SePO：用於系統提示優化的自演化提示代理

摘要

系統提示最佳化可在不修改底層模型的情況下改善智能體行為，產生人類可讀且與模型無關的指令。現有方法透過建立提示智能體來精煉任務智能體的系統提示，但其自身的系統提示仍採用手動設計且固定不變。我們提出自演化提示最佳化（SePO），將提示智能體自身的系統提示連同任務智能體的系統提示一同視為最佳化目標。SePO採用自指涉設計，由單一提示智能體同時改進任務智能體的系統提示及其自身，採用開放式演化搜尋機制，維護一個候選提示檔案庫作為階梯式前進的基石。訓練分為兩階段：預訓練階段在多任務池上演化提示智能體，微調階段則將其應用於特定目標任務。在涵蓋數學（AIME'25）、抽象推理（ARC-AGI-1）、研究生級科學（GPQA）、程式碼生成（MBPP）及邏輯謎題（數獨）等五項基準測試中，SePO一致優於Manual-CoT、TextGrad及MetaSPO，相較於Manual-CoT平均準確率提升4.49個百分點。此外，預訓練所得的提示最佳化技能能夠泛化至訓練混合任務以外的任務，而非僅記憶各別任務的提示。

English

System prompt optimization improves agent behavior without modifying the underlying model, yielding human-readable, model-agnostic instructions. Existing methods build a prompt agent that refines task agents' system prompts, yet leave the prompt agent's own system prompt hand-engineered and fixed. We propose Self-Evolving Prompt Optimization (SePO), which treats the prompt agent's own system prompt as an optimization target alongside task agents' system prompts. SePO adopts a self-referential design.
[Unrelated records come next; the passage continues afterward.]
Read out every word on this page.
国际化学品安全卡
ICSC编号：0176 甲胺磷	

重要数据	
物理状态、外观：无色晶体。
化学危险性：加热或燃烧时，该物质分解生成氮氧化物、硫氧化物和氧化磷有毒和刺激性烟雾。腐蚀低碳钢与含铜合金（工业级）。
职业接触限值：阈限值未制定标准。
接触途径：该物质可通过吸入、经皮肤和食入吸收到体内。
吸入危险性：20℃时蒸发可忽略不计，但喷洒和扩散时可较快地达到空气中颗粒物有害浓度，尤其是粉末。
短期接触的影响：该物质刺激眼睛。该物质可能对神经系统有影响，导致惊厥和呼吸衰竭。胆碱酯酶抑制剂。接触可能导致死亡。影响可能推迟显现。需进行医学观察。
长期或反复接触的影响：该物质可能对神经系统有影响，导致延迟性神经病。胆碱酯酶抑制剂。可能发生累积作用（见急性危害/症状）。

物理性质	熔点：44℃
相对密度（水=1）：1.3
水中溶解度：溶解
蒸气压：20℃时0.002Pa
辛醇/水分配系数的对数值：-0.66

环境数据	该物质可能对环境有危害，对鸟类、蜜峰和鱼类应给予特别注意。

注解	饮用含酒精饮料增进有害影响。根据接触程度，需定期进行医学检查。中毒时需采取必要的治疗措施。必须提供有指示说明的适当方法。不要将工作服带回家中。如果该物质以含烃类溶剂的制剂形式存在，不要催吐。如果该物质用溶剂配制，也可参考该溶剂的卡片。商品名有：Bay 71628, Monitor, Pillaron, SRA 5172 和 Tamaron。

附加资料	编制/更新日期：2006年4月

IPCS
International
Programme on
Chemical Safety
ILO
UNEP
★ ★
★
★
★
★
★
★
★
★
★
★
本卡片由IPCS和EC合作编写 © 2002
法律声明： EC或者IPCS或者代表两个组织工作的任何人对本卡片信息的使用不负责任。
A single prompt agent improves both task agents' system prompts and its own under an open-ended evolutionary search that maintains an archive of candidate prompts as stepping stones. Training proceeds in two stages: pre-training evolves the prompt agent on a multi-task pool, and fine-tuning then applies it to a target task. Across five benchmarks spanning math (AIME'25), abstract reasoning (ARC-AGI-1), graduate-level science (GPQA), code generation (MBPP), and logic puzzles (Sudoku), SePO consistently outperforms Manual-CoT, TextGrad, and MetaSPO, improving the average accuracy by 4.49 points compared to Manual-CoT. The prompt optimization skill from pre-training also generalizes to tasks beyond the pre-training mixture, rather than memorizing per-task prompts.